AVERSA. Tra sospensioni ed interrogatori proseguono di pari passo l’iter giudiziario e quello amministrativo nell’inchiesta sui furbetti del cartellino al Comune di Aversa.
L’altro giorno si è tenuto l’interrogatorio più atteso, quello di Paolo Ruscigno, unico agli arresti domiciliari ed i pensione da sei mesi. Nel corso dell’interrogatorio di garanzia davanti al gip Ruscigno ha respinto le accuse mosse dalla Procura di Napoli Nord, affermando che compensava i ritardi mattutini uscendo di sera dal Comune, ma senza percepire lo straordinario.
Il suo difensore, avvocato Maurizio Abbate, ha chiesto la revoca degli arresti domiciliari.
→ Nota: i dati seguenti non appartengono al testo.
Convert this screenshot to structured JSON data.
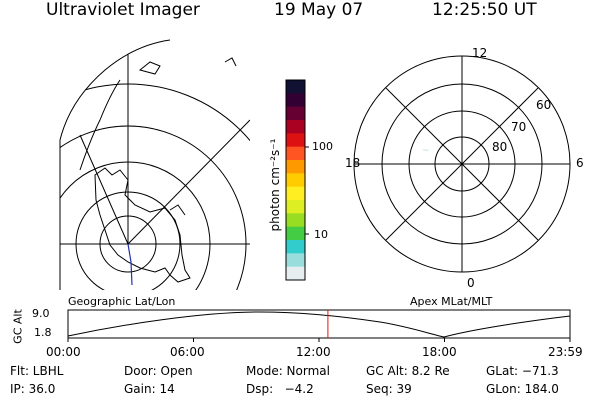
{
  "header": {
    "title": "Ultraviolet Imager",
    "date": "19 May 07",
    "time": "12:25:50 UT"
  },
  "colorbar": {
    "label": "photon cm⁻²s⁻¹",
    "ticks": [
      "100",
      "10"
    ],
    "colors": [
      "#111133",
      "#330033",
      "#660033",
      "#aa0022",
      "#dd1111",
      "#ff5522",
      "#ff9900",
      "#ffcc00",
      "#ffee22",
      "#ddee22",
      "#99dd22",
      "#44cc44",
      "#33cccc",
      "#99dddd",
      "#e6eef0"
    ]
  },
  "polar_plot": {
    "mlt_labels": {
      "top": "12",
      "left": "18",
      "right": "6",
      "bottom": "0"
    },
    "lat_labels": [
      "80",
      "70",
      "60"
    ]
  },
  "timeline": {
    "y_axis_label": "GC Alt",
    "y_ticks": [
      "9.0",
      "1.8"
    ],
    "left_caption": "Geographic Lat/Lon",
    "right_caption": "Apex MLat/MLT",
    "x_ticks": [
      "00:00",
      "06:00",
      "12:00",
      "18:00",
      "23:59"
    ],
    "current_time_fraction": 0.5178
  },
  "status": {
    "filter": "Flt: LBHL",
    "door": "Door: Open",
    "mode": "Mode: Normal",
    "gc_alt": "GC Alt: 8.2 Re",
    "glat": "GLat: −71.3",
    "ip": "IP: 36.0",
    "gain": "Gain: 14",
    "dsp": "Dsp:   −4.2",
    "seq": "Seq: 39",
    "glon": "GLon: 184.0"
  }
}
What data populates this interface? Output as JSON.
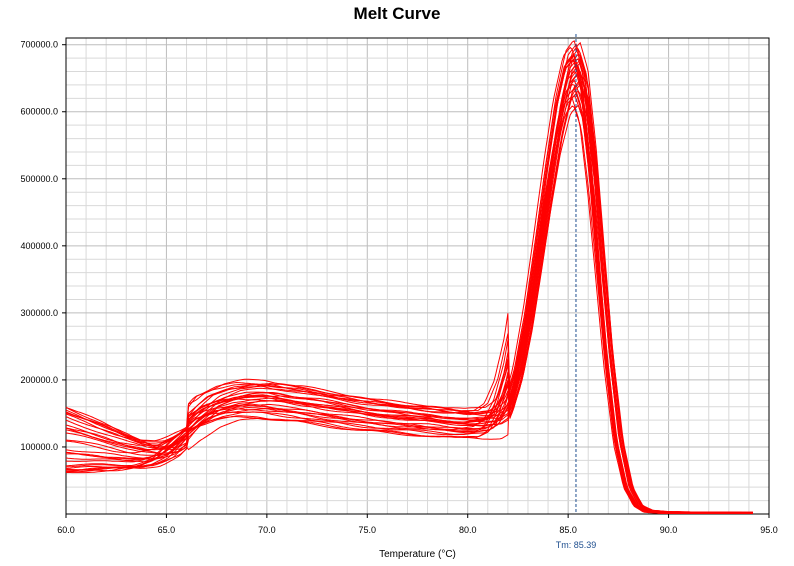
{
  "chart_data": {
    "type": "line",
    "title": "Melt Curve",
    "xlabel": "Temperature (°C)",
    "ylabel": "",
    "xlim": [
      60.0,
      95.0
    ],
    "ylim": [
      0,
      710000
    ],
    "x_ticks": [
      60.0,
      65.0,
      70.0,
      75.0,
      80.0,
      85.0,
      90.0,
      95.0
    ],
    "x_tick_labels": [
      "60.0",
      "65.0",
      "70.0",
      "75.0",
      "80.0",
      "85.0",
      "90.0",
      "95.0"
    ],
    "y_ticks": [
      100000,
      200000,
      300000,
      400000,
      500000,
      600000,
      700000
    ],
    "y_tick_labels": [
      "100000.0",
      "200000.0",
      "300000.0",
      "400000.0",
      "500000.0",
      "600000.0",
      "700000.0"
    ],
    "grid": true,
    "line_color": "#ff0000",
    "marker_line": {
      "x": 85.39,
      "label": "Tm: 85.39",
      "color": "#1f4f8f"
    },
    "representative_series": {
      "x": [
        60,
        61,
        62,
        63,
        64,
        65,
        66,
        67,
        68,
        69,
        70,
        71,
        72,
        73,
        74,
        75,
        76,
        77,
        78,
        79,
        80,
        81,
        81.5,
        82,
        82.5,
        83,
        83.5,
        84,
        84.5,
        85,
        85.4,
        85.8,
        86.2,
        86.6,
        87,
        87.5,
        88,
        88.5,
        89,
        90,
        91,
        92,
        93,
        94
      ],
      "y": [
        75000,
        76000,
        74000,
        72000,
        76000,
        90000,
        118000,
        138000,
        148000,
        152000,
        152000,
        148000,
        145000,
        140000,
        136000,
        132000,
        129000,
        126000,
        124000,
        121000,
        119000,
        121000,
        130000,
        158000,
        210000,
        290000,
        390000,
        495000,
        590000,
        655000,
        670000,
        630000,
        520000,
        380000,
        240000,
        110000,
        40000,
        12000,
        4000,
        2000,
        1500,
        1500,
        1200,
        1000
      ]
    },
    "curve_count": 30,
    "y_range_hint": {
      "baseline_low_min": 60000,
      "baseline_low_max": 165000,
      "hump_min": 135000,
      "hump_max": 200000,
      "peak_min": 610000,
      "peak_max": 710000
    }
  }
}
Intanto la Commissione Ufficio Provvedimenti Disciplinari del Comune di Aversa ha attivato il procedimento disciplinare per i dipendenti comunali coinvolti nell’inchiesta: prevista la sospensione cautelare dello stipendio per il 50%, per salvaguardare l’assegno alimentare
L’indagine
Dell’indagine si sapeva da tempo, visto che lo scorso anno i finanzieri del Gruppo di Aversa avevano acquisito proprio negli uffici comunali i documenti sulle presenza dei dipendenti. L’inchiesta, che riguarda l’anno 2022, è stata coordinata dalla Procura della Repubblica di Napoli Nord (Procuratore Maria Antonietta Troncone) e vede come indagati in totale 22 dipendenti, che rispondono tutti del reato previsto dalla Legge Brunetta di false attestazioni di presenza in servizio; solo al dipendente finito ai domiciliari, andato peraltro in pensione lo scorso anno, è stata contestata la truffa aggravata ai danni di un ente pubblico con il conseguente sequestro di 9100 euro, somma che equivale a quanto percepito indebitamente nel 2022.
Per lui l’accusa è di aver sfruttato la possibilità di prestare servizio all’esterno per conto del Comune – era addetto l’ufficio fogne ed acquedotto – per presentarsi a lavoro alle 10 del mattino e assentarsi durante l’orario di ufficio. Dalle indagini delle Guardia di Finanza è invece emerso che il lavoratore era a casa, al bar o fare altri servizi; per coprire la sua condotta, il dipendente avrebbe alterato la macchina marcatempo, inserendo un codice relativo al lavoro esterno, che però non svolgeva.
Gli altri dodici lavoratori colpiti dalla misura del divieto di dimora si scambiavano invece il badge per timbrare il cartellino ma non sono emerse per ora nei loro confronti condotte truffaldine. Determinanti per le indagini le telecamere installate dalla Gdf nei pressi della macchina marcatempo, delle buste paga e dei tabulati delle presenze.